The following three ETFs have a blended trailing 12-month dividend yield of 23.59%. This means $100,000 would’ve generated $23,590, or $1,965. That’s if you put an equal amount of money into all three. Investing more in the higher-yielding ones can skew your monthly income well above $3,000.

I’d only recommend partially allocating your income portfolio to these ETFs.

NEOS Nasdaq-100 High Income ETF (QQQI)

Historically, the deal was quite simple: you either take growth or you take income. If you take the former, you take some risk to get ahead, whereas the latter will let you snowball your dividends over decades.

However, a relatively new trend is making it so that you no longer have to choose one over the other.

NEOS Nasdaq-100 High Income ETF (NASDAQ:QQQI) uses options to provide exposure to the Nasdaq-100 and pay dividends at the same time. Simply put, the fund buys Nasdaq-100 stocks while simultaneously writing call options on the underlying NDX Index. These call options generate premium income, though the caveat is that they cap some upside. Even that capped upside is much better than holding an asset that trades flat and yields you half the amount.

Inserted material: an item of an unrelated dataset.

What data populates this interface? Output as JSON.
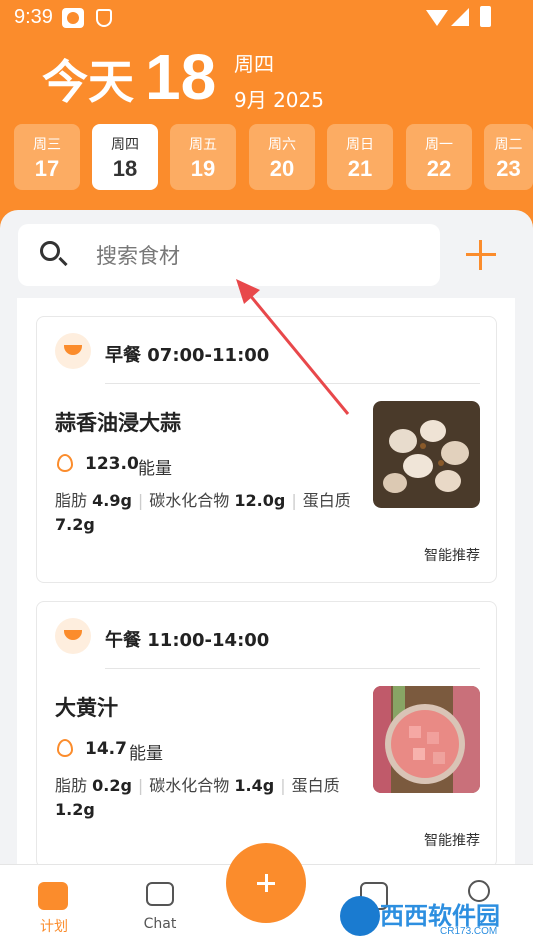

Tech stocks seem well-positioned to deliver gains due to AI over the long run. As for option premium income, the fund is likely to maintain above-average payouts due to an increase in options trading. Online platforms have led to a swarm of new retail investors who are eagerly experimenting with options trading.

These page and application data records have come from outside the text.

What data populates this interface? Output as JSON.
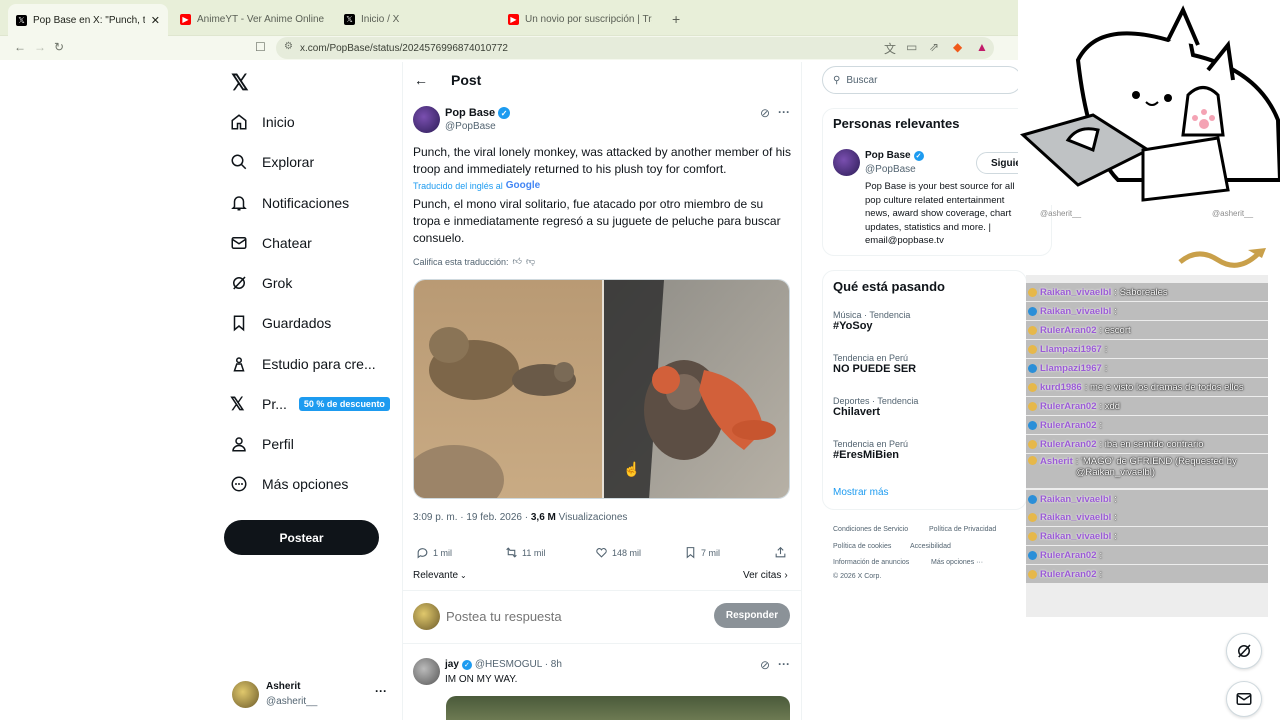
{
  "browser": {
    "tabs": [
      {
        "title": "Pop Base en X: \"Punch, the viral",
        "icon": "x-logo-icon"
      },
      {
        "title": "AnimeYT - Ver Anime Online Sub Esp",
        "icon": "youtube-icon"
      },
      {
        "title": "Inicio / X",
        "icon": "x-logo-icon"
      },
      {
        "title": "Un novio por suscripción | Tráiler ofic",
        "icon": "youtube-icon"
      }
    ],
    "new_tab": "+",
    "url": "x.com/PopBase/status/2024576996874010772"
  },
  "sidebar": {
    "items": [
      {
        "label": "Inicio",
        "icon": "home-icon"
      },
      {
        "label": "Explorar",
        "icon": "search-icon"
      },
      {
        "label": "Notificaciones",
        "icon": "bell-icon"
      },
      {
        "label": "Chatear",
        "icon": "mail-icon"
      },
      {
        "label": "Grok",
        "icon": "grok-icon"
      },
      {
        "label": "Guardados",
        "icon": "bookmark-icon"
      },
      {
        "label": "Estudio para cre...",
        "icon": "creator-studio-icon"
      },
      {
        "label": "Pr...",
        "icon": "x-logo-icon",
        "badge": "50 % de descuento"
      },
      {
        "label": "Perfil",
        "icon": "person-icon"
      },
      {
        "label": "Más opciones",
        "icon": "more-circle-icon"
      }
    ],
    "post_button": "Postear",
    "account": {
      "name": "Asherit",
      "handle": "@asherit__",
      "more": "···"
    }
  },
  "main": {
    "header_title": "Post",
    "tweet": {
      "author": "Pop Base",
      "handle": "@PopBase",
      "text_en": "Punch, the viral lonely monkey, was attacked by another member of his troop and immediately returned to his plush toy for comfort.",
      "translated_from": "Traducido del inglés al",
      "google": "Google",
      "text_es": "Punch, el mono viral solitario, fue atacado por otro miembro de su tropa e inmediatamente regresó a su juguete de peluche para buscar consuelo.",
      "rate_translation": "Califica esta traducción:",
      "time": "3:09 p. m. · 19 feb. 2026 · ",
      "views_count": "3,6 M",
      "views_label": " Visualizaciones",
      "stats": {
        "replies": "1 mil",
        "reposts": "11 mil",
        "likes": "148 mil",
        "bookmarks": "7 mil"
      },
      "relevance": "Relevante",
      "quotes": "Ver citas"
    },
    "reply_box": {
      "placeholder": "Postea tu respuesta",
      "button": "Responder"
    },
    "reply": {
      "author": "jay",
      "handle": "@HESMOGUL · 8h",
      "text": "IM ON MY WAY."
    }
  },
  "right": {
    "search_placeholder": "Buscar",
    "relevant_title": "Personas relevantes",
    "person": {
      "name": "Pop Base",
      "handle": "@PopBase",
      "follow": "Siguie",
      "bio": "Pop Base is your best source for all pop culture related entertainment news, award show coverage, chart updates, statistics and more. | email@popbase.tv"
    },
    "trends_title": "Qué está pasando",
    "trends": [
      {
        "context": "Música · Tendencia",
        "name": "#YoSoy"
      },
      {
        "context": "Tendencia en Perú",
        "name": "NO PUEDE SER"
      },
      {
        "context": "Deportes · Tendencia",
        "name": "Chilavert"
      },
      {
        "context": "Tendencia en Perú",
        "name": "#EresMiBien"
      }
    ],
    "show_more": "Mostrar más",
    "footer": [
      "Condiciones de Servicio",
      "Política de Privacidad",
      "Política de cookies",
      "Accesibilidad",
      "Información de anuncios",
      "Más opciones ···",
      "© 2026 X Corp."
    ]
  },
  "overlay": {
    "tags": [
      "@asherit__",
      "@asherit__"
    ],
    "chat": [
      {
        "user": "Raikan_vivaelbl",
        "msg": ": Saboreales"
      },
      {
        "user": "Raikan_vivaelbl",
        "msg": ": "
      },
      {
        "user": "RulerAran02",
        "msg": ": escort"
      },
      {
        "user": "Llampazi1967",
        "msg": ": "
      },
      {
        "user": "Llampazi1967",
        "msg": ": "
      },
      {
        "user": "kurd1986",
        "msg": ": me e visto los dramas de todos ellos"
      },
      {
        "user": "RulerAran02",
        "msg": ": xdd"
      },
      {
        "user": "RulerAran02",
        "msg": ": "
      },
      {
        "user": "RulerAran02",
        "msg": ": iba en sentido contrario"
      },
      {
        "user": "Asherit",
        "msg": ": 'MAGO' de GFRIEND (Requested by @Raikan_vivaelbl)"
      },
      {
        "user": "Raikan_vivaelbl",
        "msg": ": "
      },
      {
        "user": "Raikan_vivaelbl",
        "msg": ": "
      },
      {
        "user": "Raikan_vivaelbl",
        "msg": ": "
      },
      {
        "user": "RulerAran02",
        "msg": ": "
      },
      {
        "user": "RulerAran02",
        "msg": ": "
      }
    ]
  },
  "colors": {
    "x_blue": "#1d9bf0",
    "badge_blue": "#1d9bf0",
    "chat_name": "#9b5bd6",
    "tab_bg": "#e8efd9"
  }
}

QQQI gets you a 13.93% dividend yield. The expense ratio is 0.68%, or $68 per $10,000.

ProShares Russell 2000 High Income ETF (ITWO)

ProShares Russell 2000 High Income ETF is an ETF that uses a daily covered call strategy for high monthly income. It also gives you exposure similar to the Russell 2000 Index. It tracks the performance of the Cboe Russell 2000 Daily Covered Call Index.

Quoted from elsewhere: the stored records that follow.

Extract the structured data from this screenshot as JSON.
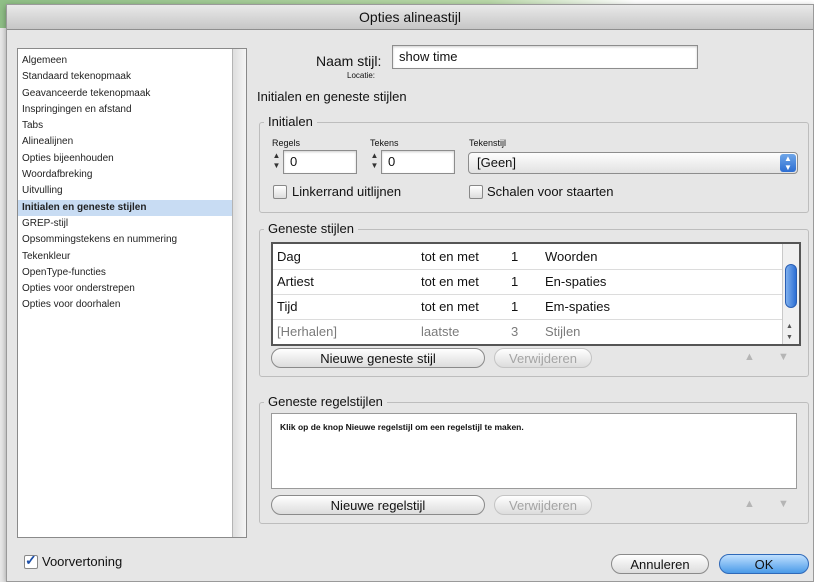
{
  "window": {
    "title": "Opties alineastijl"
  },
  "sidebar": {
    "items": [
      {
        "label": "Algemeen"
      },
      {
        "label": "Standaard tekenopmaak"
      },
      {
        "label": "Geavanceerde tekenopmaak"
      },
      {
        "label": "Inspringingen en afstand"
      },
      {
        "label": "Tabs"
      },
      {
        "label": "Alinealijnen"
      },
      {
        "label": "Opties bijeenhouden"
      },
      {
        "label": "Woordafbreking"
      },
      {
        "label": "Uitvulling"
      },
      {
        "label": "Initialen en geneste stijlen",
        "selected": true
      },
      {
        "label": "GREP-stijl"
      },
      {
        "label": "Opsommingstekens en nummering"
      },
      {
        "label": "Tekenkleur"
      },
      {
        "label": "OpenType-functies"
      },
      {
        "label": "Opties voor onderstrepen"
      },
      {
        "label": "Opties voor doorhalen"
      }
    ]
  },
  "header": {
    "style_name_label": "Naam stijl:",
    "style_name_value": "show time",
    "location_label": "Locatie:",
    "section_title": "Initialen en geneste stijlen"
  },
  "initials": {
    "title": "Initialen",
    "lines_label": "Regels",
    "lines_value": "0",
    "chars_label": "Tekens",
    "chars_value": "0",
    "charstyle_label": "Tekenstijl",
    "charstyle_value": "[Geen]",
    "align_left_label": "Linkerrand uitlijnen",
    "scale_label": "Schalen voor staarten"
  },
  "nested": {
    "title": "Geneste stijlen",
    "rows": [
      {
        "style": "Dag",
        "op": "tot en met",
        "count": "1",
        "unit": "Woorden"
      },
      {
        "style": "Artiest",
        "op": "tot en met",
        "count": "1",
        "unit": "En-spaties"
      },
      {
        "style": "Tijd",
        "op": "tot en met",
        "count": "1",
        "unit": "Em-spaties"
      },
      {
        "style": "[Herhalen]",
        "op": "laatste",
        "count": "3",
        "unit": "Stijlen"
      }
    ],
    "new_button": "Nieuwe geneste stijl",
    "delete_button": "Verwijderen"
  },
  "nested_line": {
    "title": "Geneste regelstijlen",
    "hint": "Klik op de knop Nieuwe regelstijl om een regelstijl te maken.",
    "new_button": "Nieuwe regelstijl",
    "delete_button": "Verwijderen"
  },
  "footer": {
    "preview_label": "Voorvertoning",
    "cancel_button": "Annuleren",
    "ok_button": "OK"
  },
  "colors": {
    "selection": "#c8dcf3",
    "accent": "#2c6dd2"
  }
}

ITWO implements a sophisticated “buy-write” strategy that holds Russell 2000 stocks while simultaneously selling daily call options on the same index. The fund uses swap agreements to replicate this strategy rather than directly writing call options.

The Russell 2000 Index was a major underperformer in the first few months of 2025 but has mostly erased its losses since. A V-shaped recovery is currently underway. The index is made up of the smallest 2,000 stocks in the Russell Index, and interest rate cuts are a positive catalyst that can allow them to outperform the broader market significantly.

Back in late 2020, as aggressive interest rate cuts started, the index gained ~45% in just 4 months.

ITWO comes with a dividend yield of 14.08%. The expense ratio is 0.55%, or $55 per $10,000.

YieldMax Gold Miners Option Income Strategy ETF (GDXY)

YieldMax Gold Miners Option Income Strategy ETF carries the most risk and also the most reward in this list. It is an actively managed fund that generates monthly income by selling call options on the VanEck Gold Miners ETF (NYSEARCA:GDX).

The ETF does not directly invest in GDX shares but instead writes call options on the underlying ETF while holding U.S. Treasury securities as collateral. It gives you exposure to miners, and indirectly gold, plus a fat yield of 43.2%.

The year-to-date total return is 61.44%.

It’s a great pick if you want to bet on gold and get paid monthly for it. Gold has soared above $3,700 per ounce and is outperforming even most tech stocks. Investors are pouring money into gold due to rapidly-changing economic policies. Even central banks are accumulating gold instead of the USD.

The expense ratio is 1.08%, or $108 per $10,000.